Qualifying as a VN was very challenging. There were naysayers in my life, but many of my failures were self-inflicted. I don’t have any learning difficulties, but I was one of the worst kids in the class at school. Always talking, never listening and once in high school, frequently in detention.

Unlike my siblings, I rarely did homework and never studied. Despite my parent’s best efforts, encouragement, and support, I was only really interested in one subject – animals.

Name an animal species, and I could think, write, and speak clearly about them. Intuition, understanding and practical application of ‘anything animal’ came easy to me.

Back in school, painful discussions took place with teachers and career advisers about my behaviour, grades, and the limits I was putting on my future.

But trying to memorise information (specifically maths or science) was futile; I had no interest, and failing exams was the norm. That was it.
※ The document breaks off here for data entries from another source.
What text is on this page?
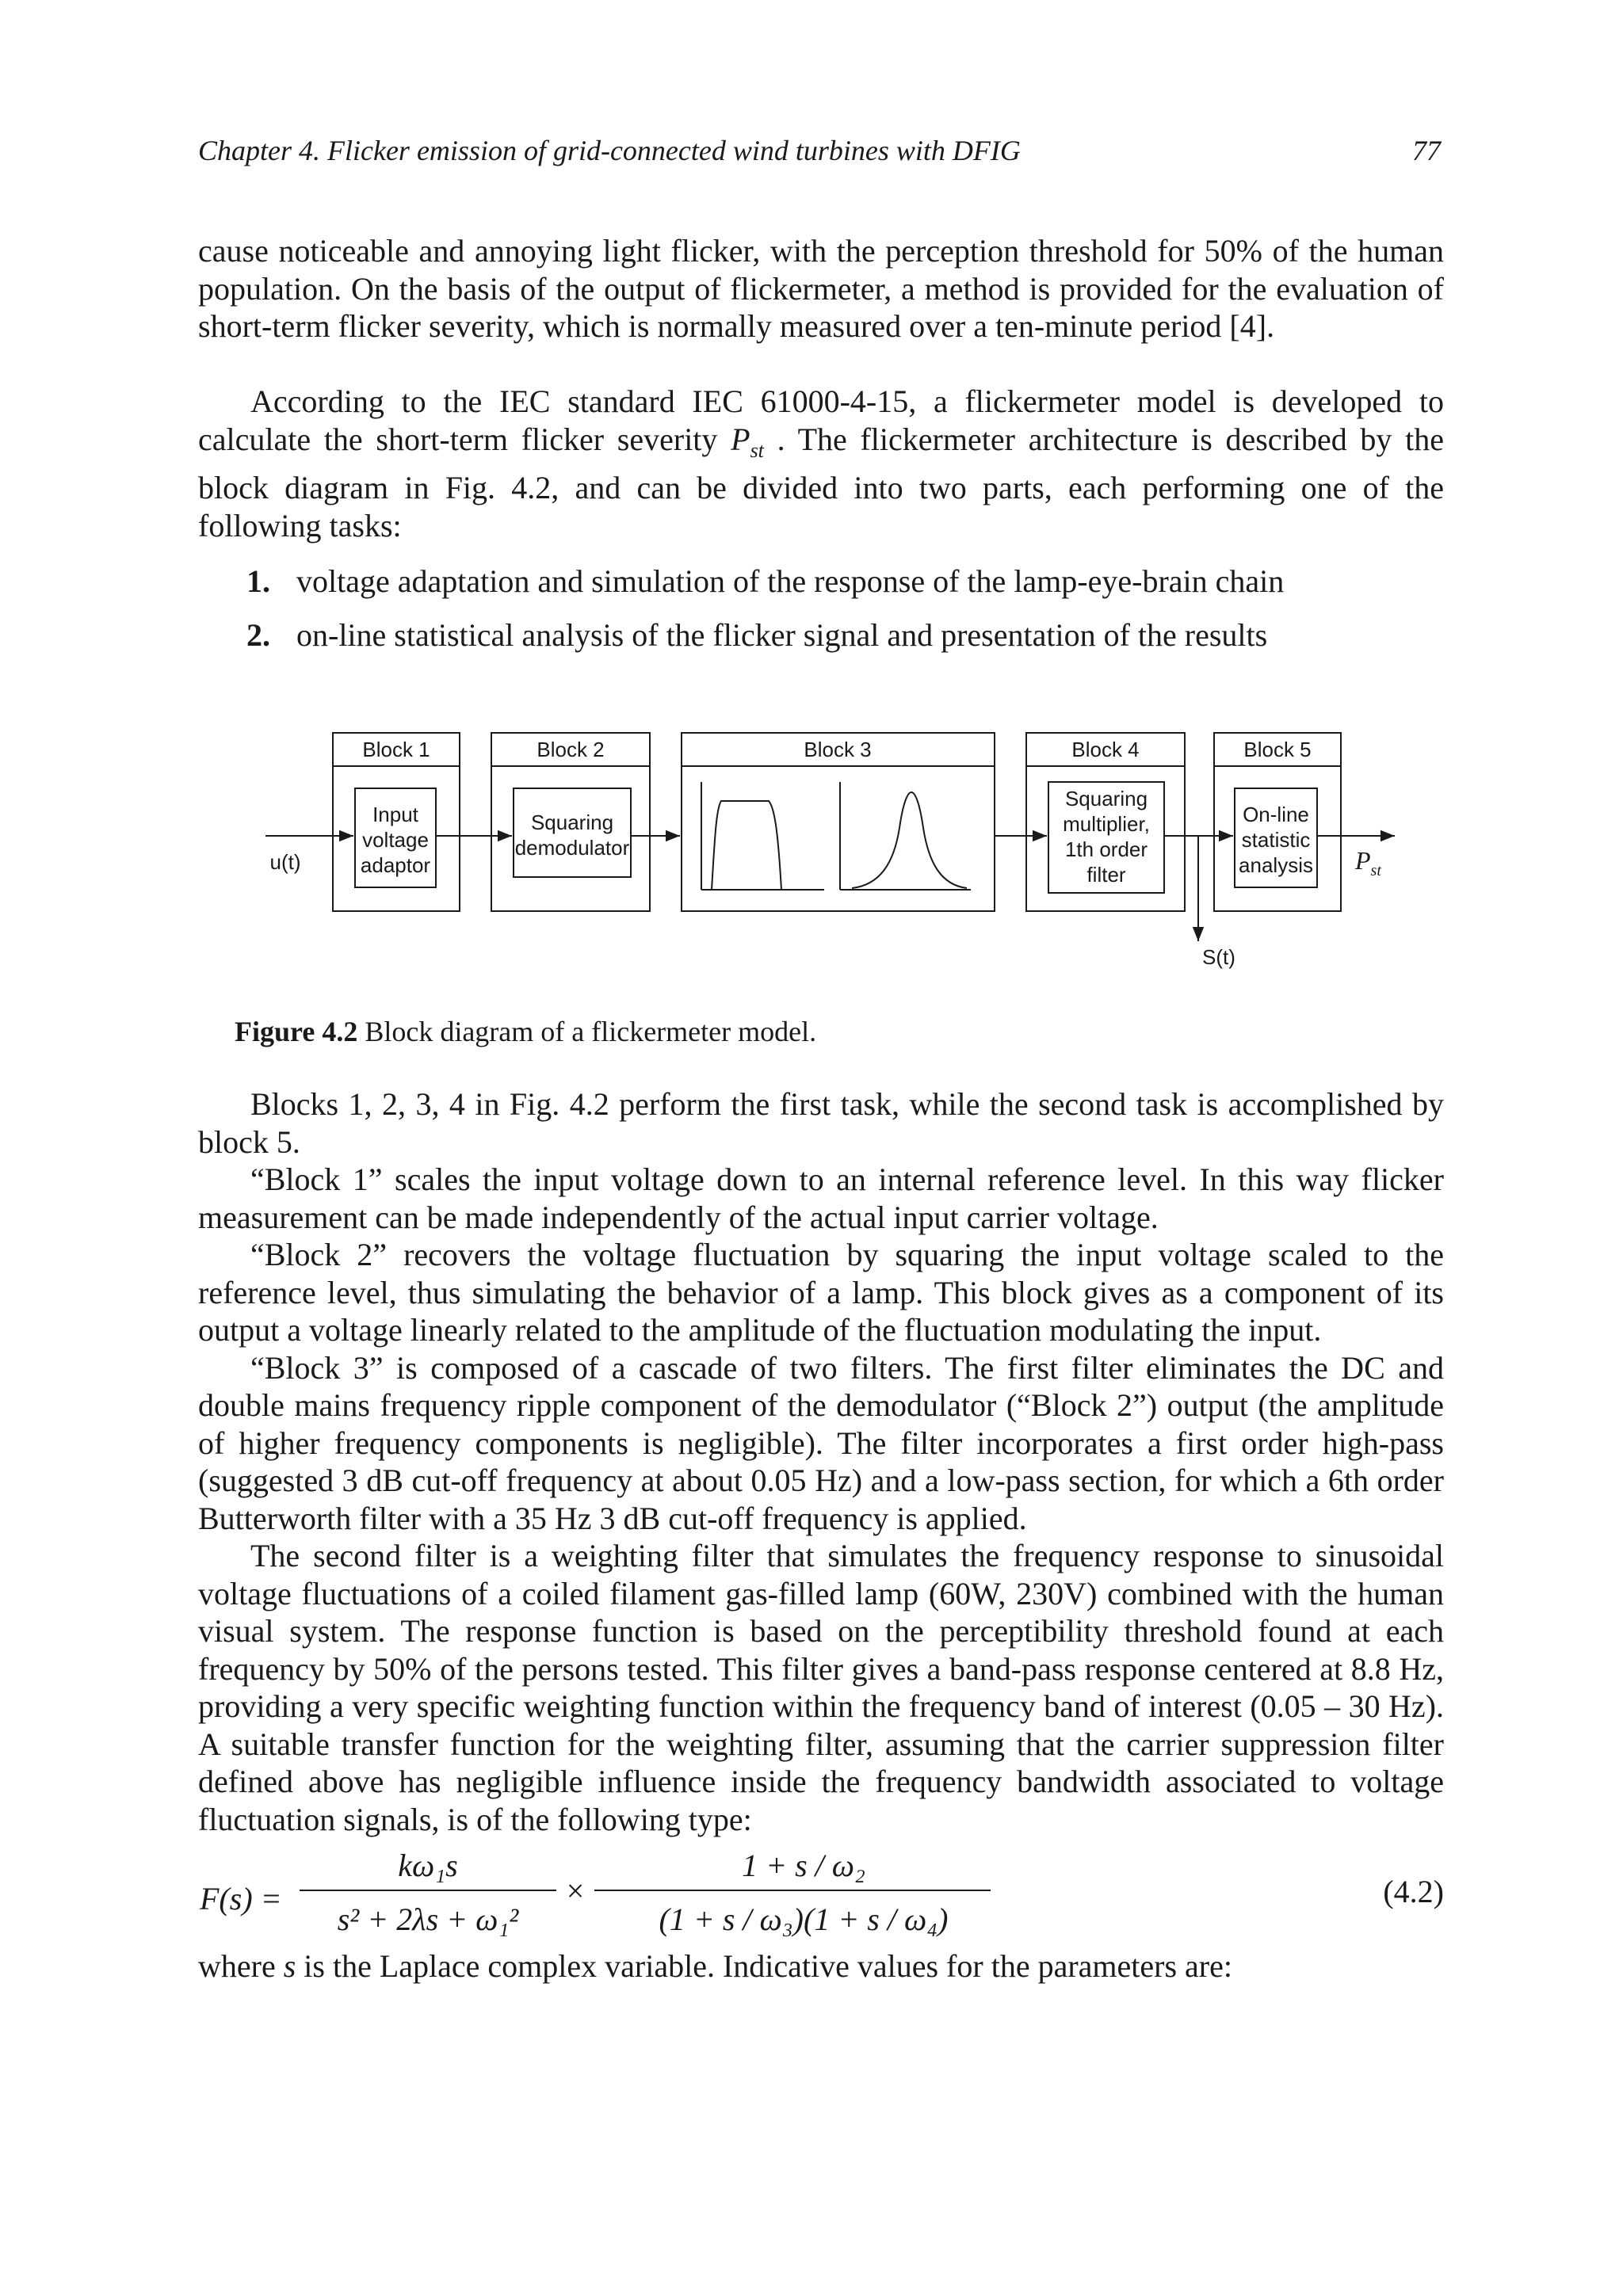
Chapter 4. Flicker emission of grid-connected wind turbines with DFIG	77

cause noticeable and annoying light flicker, with the perception threshold for 50% of the human population. On the basis of the output of flickermeter, a method is provided for the evaluation of short-term flicker severity, which is normally measured over a ten-minute period [4].

According to the IEC standard IEC 61000-4-15, a flickermeter model is developed to calculate the short-term flicker severity $P_{st}$ . The flickermeter architecture is described by the block diagram in Fig. 4.2, and can be divided into two parts, each performing one of the following tasks:

1. voltage adaptation and simulation of the response of the lamp-eye-brain chain

2. on-line statistical analysis of the flicker signal and presentation of the results

Block 1
Input
voltage
adaptor
Block 2
Squaring
demodulator
Block 3	Block 4
Squaring
multiplier,
1th order
filter
Block 5
On-line
statistic
analysis
u(t)	$P_{st}$
S(t)
Figure 4.2 Block diagram of a flickermeter model.

Blocks 1, 2, 3, 4 in Fig. 4.2 perform the first task, while the second task is accomplished by block 5.

“Block 1” scales the input voltage down to an internal reference level. In this way flicker measurement can be made independently of the actual input carrier voltage.

“Block 2” recovers the voltage fluctuation by squaring the input voltage scaled to the reference level, thus simulating the behavior of a lamp. This block gives as a component of its output a voltage linearly related to the amplitude of the fluctuation modulating the input.

“Block 3” is composed of a cascade of two filters. The first filter eliminates the DC and double mains frequency ripple component of the demodulator (“Block 2”) output (the amplitude of higher frequency components is negligible). The filter incorporates a first order high-pass (suggested 3 dB cut-off frequency at about 0.05 Hz) and a low-pass section, for which a 6th order Butterworth filter with a 35 Hz 3 dB cut-off frequency is applied.

The second filter is a weighting filter that simulates the frequency response to sinusoidal voltage fluctuations of a coiled filament gas-filled lamp (60W, 230V) combined with the human visual system. The response function is based on the perceptibility threshold found at each frequency by 50% of the persons tested. This filter gives a band-pass response centered at 8.8 Hz, providing a very specific weighting function within the frequency band of interest (0.05 – 30 Hz). A suitable transfer function for the weighting filter, assuming that the carrier suppression filter defined above has negligible influence inside the frequency bandwidth associated to voltage fluctuation signals, is of the following type:

F(s) =
kω₁s
s² + 2λs + ω₁²
×
1 + s / ω₂
(1 + s / ω₃)(1 + s / ω₄)
(4.2)

where s is the Laplace complex variable. Indicative values for the parameters are:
I was 16 years old and finished with my education. I was off to see the world.

I found my dream job in veterinary practice many years later as a receptionist. I was soon ‘out the back’ more than the front desk and fought hard to get the senior partner to sign my student nursing enrolment form. I self-funded my studies and attended college in my own time.
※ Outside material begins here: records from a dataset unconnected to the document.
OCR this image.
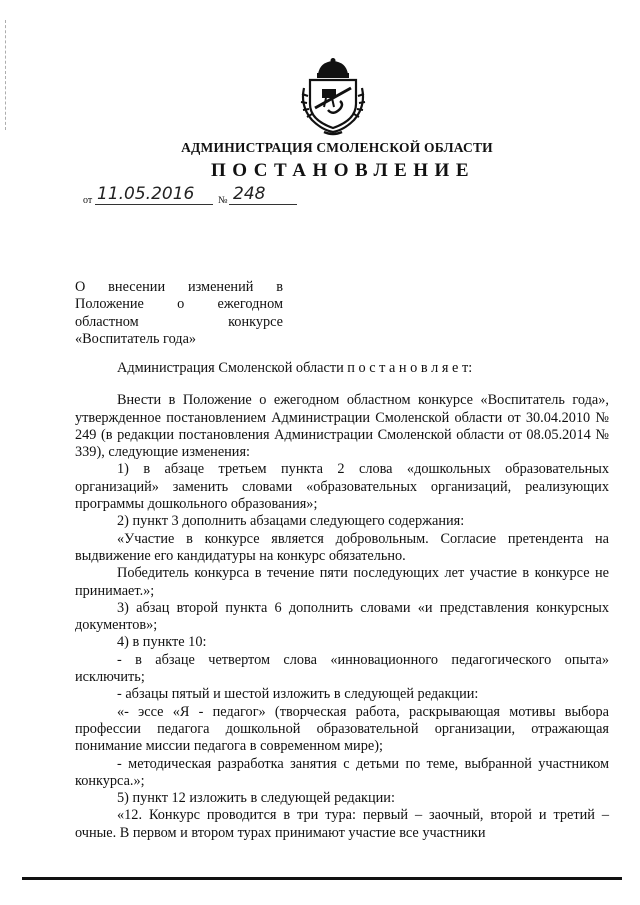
АДМИНИСТРАЦИЯ СМОЛЕНСКОЙ ОБЛАСТИ
ПОСТАНОВЛЕНИЕ
от 11.05.2016 № 248
О внесении изменений в
Положение о ежегодном
областном конкурсе
«Воспитатель года»

Администрация Смоленской области п о с т а н о в л я е т:

Внести в Положение о ежегодном областном конкурсе «Воспитатель года», утвержденное постановлением Администрации Смоленской области от 30.04.2010 № 249 (в редакции постановления Администрации Смоленской области от 08.05.2014 № 339), следующие изменения:

1) в абзаце третьем пункта 2 слова «дошкольных образовательных организаций» заменить словами «образовательных организаций, реализующих программы дошкольного образования»;

2) пункт 3 дополнить абзацами следующего содержания:

«Участие в конкурсе является добровольным. Согласие претендента на выдвижение его кандидатуры на конкурс обязательно.

Победитель конкурса в течение пяти последующих лет участие в конкурсе не принимает.»;

3) абзац второй пункта 6 дополнить словами «и представления конкурсных документов»;

4) в пункте 10:

- в абзаце четвертом слова «инновационного педагогического опыта» исключить;

- абзацы пятый и шестой изложить в следующей редакции:

«- эссе «Я - педагог» (творческая работа, раскрывающая мотивы выбора профессии педагога дошкольной образовательной организации, отражающая понимание миссии педагога в современном мире);

- методическая разработка занятия с детьми по теме, выбранной участником конкурса.»;

5) пункт 12 изложить в следующей редакции:

«12. Конкурс проводится в три тура: первый – заочный, второй и третий – очные. В первом и втором турах принимают участие все участники
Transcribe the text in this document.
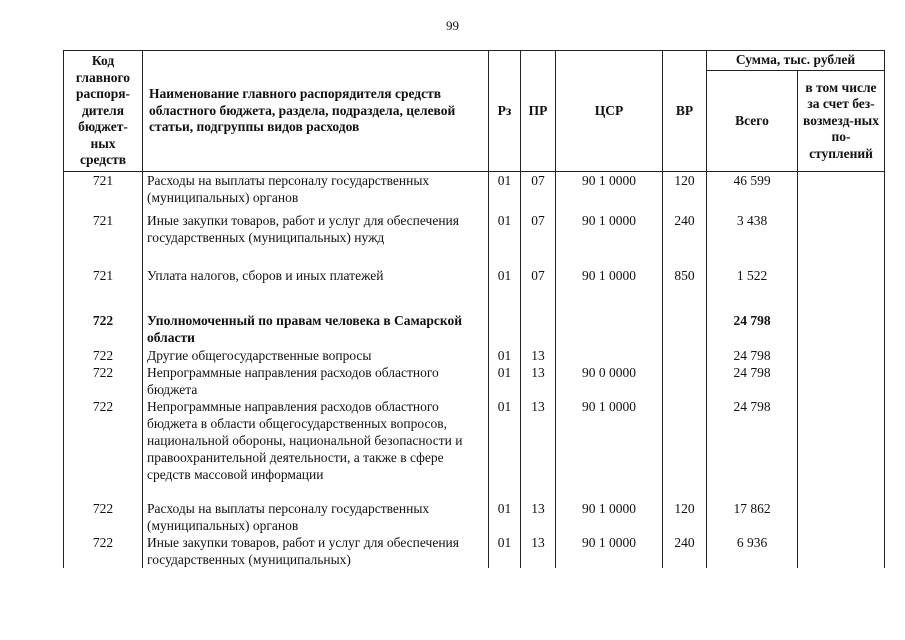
99
Код главного распоря-дителя бюджет-ных средств	Наименование главного распорядителя средств областного бюджета, раздела, подраздела, целевой статьи, подгруппы видов расходов	Рз	ПР	ЦСР	ВР	Сумма, тыс. рублей	
						Всего	в том числе за счет без-возмезд-ных по-ступлений
721	Расходы на выплаты персоналу государственных (муниципальных) органов	01	07	90 1 0000	120	46 599	
721	Иные закупки товаров, работ и услуг для обеспечения государственных (муниципальных) нужд	01	07	90 1 0000	240	3 438	
721	Уплата налогов, сборов и иных платежей	01	07	90 1 0000	850	1 522	
722	Уполномоченный по правам человека в Самарской области					24 798	
722	Другие общегосударственные вопросы	01	13			24 798	
722	Непрограммные направления расходов областного бюджета	01	13	90 0 0000		24 798	
722	Непрограммные направления расходов областного бюджета в области общегосударственных вопросов, национальной обороны, национальной безопасности и правоохранительной деятельности, а также в сфере средств массовой информации	01	13	90 1 0000		24 798	
722	Расходы на выплаты персоналу государственных (муниципальных) органов	01	13	90 1 0000	120	17 862	
722	Иные закупки товаров, работ и услуг для обеспечения государственных (муниципальных)	01	13	90 1 0000	240	6 936	
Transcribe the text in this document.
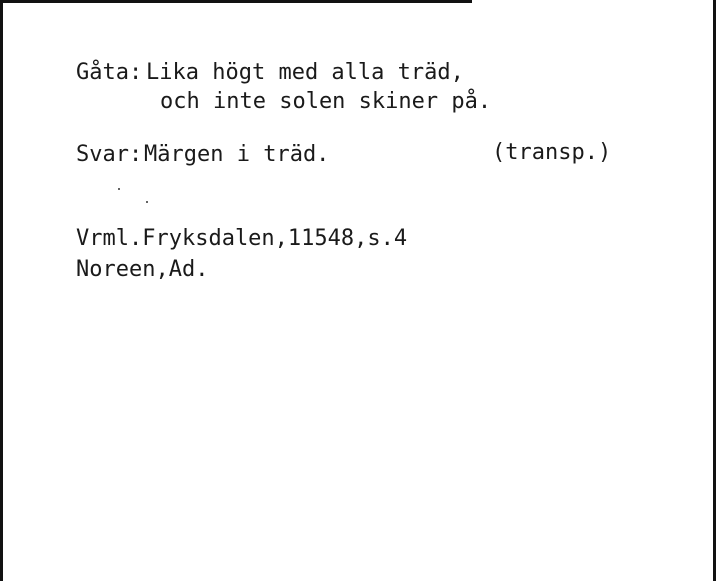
Gåta: Lika högt med alla träd,
och inte solen skiner på.
Svar: Märgen i träd.	(transp.)
Vrml.Fryksdalen,11548,s.4
Noreen,Ad.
My siblings and friends (all now long out of university) tried to teach me learning skills, mnemonics and ran me through my flashcards. Studying could be tortuous, and exams were always difficult, but after several goes, I did it. I was a qualified veterinary nurse registered with the RCVS.

Hands-on welfare work was always my thing, and I gravitated towards the PDSA, Blue Cross and RSPCA. With a passion for improving the physical health of animals in our care and their mental well-being, I became slightly obsessed with patients not just recovering but thriving.

I pushed myself to study kennel and cattery management to better understand standards and legislation. My assignments passed muster, and my penchant in the mid-’90s for redesigning the layout of wards and prep rooms took off.

More than once, I was told, “Put all those animals back where you found them!” after repositioning the prey and predator species in the typically named ‘miscellaneous room’.

Planting a garden to grow fresh fruit and vegetables for the patients in the nurse’s accommodation also raised eyebrows, as did my attempts to sew ‘blinds’ for the wildlife kennels.

The flip side to this was being frequently asked for my advice. When requests for my help started to outweigh my regular working hours, it was suggested I set up my own business; provide voluntary consultancy to small rescues but also charge commercial and large NGOs for my services.

This concept was truly out of my comfort zone. I’m only a veterinary nurse! How am I even remotely qualified to do this? A severe sufferer of imposter syndrome, I forced myself to find a course at Open University. It was hard, but after several attempts, I eventually passed the exams to receive my Diploma in Business Studies.

The rest is history with Miranda Luck & Associates, pushing me to continually learn and providing me with constant work since 2007. I highlight and improve shelter medicine and management, humane handling, TNR and equipment design by offering freelance consulting for numerous charities, NGOs, municipalities and governments worldwide.

I have had the joy of working in Canada, Croatia, Costa Rica, Greece, Japan, Latvia, Malta, Poland, Portugal, South Korea, Spain, Thailand, Turkey, UAE and the USA. Clients include lots and lots of vet practices, rescue organisations, Pet Advisory Committee, Farm Animal Welfare Forum, Poultry Welfare Forum, Compassion in World Farming, MDC Exports, Cat Chat, and many others.

Self-employment can be scary; there are no paid holidays or sick leave, but I am very fortunate to have family, friends and colleagues who believe in me and my work and support me on this fantastic journey. I don’t intend on giving up anytime soon.

This is rather long (sorry!), but I wanted to emphasise an important message. The beauty of being a self-reliant low educational achiever is no expectation of achievement or success! Just keep at it, and determination and passion will get you there. And when some success does come your way, embrace it! I am!

The theme for VNAM ’22 is #OurProfessionMyResilience.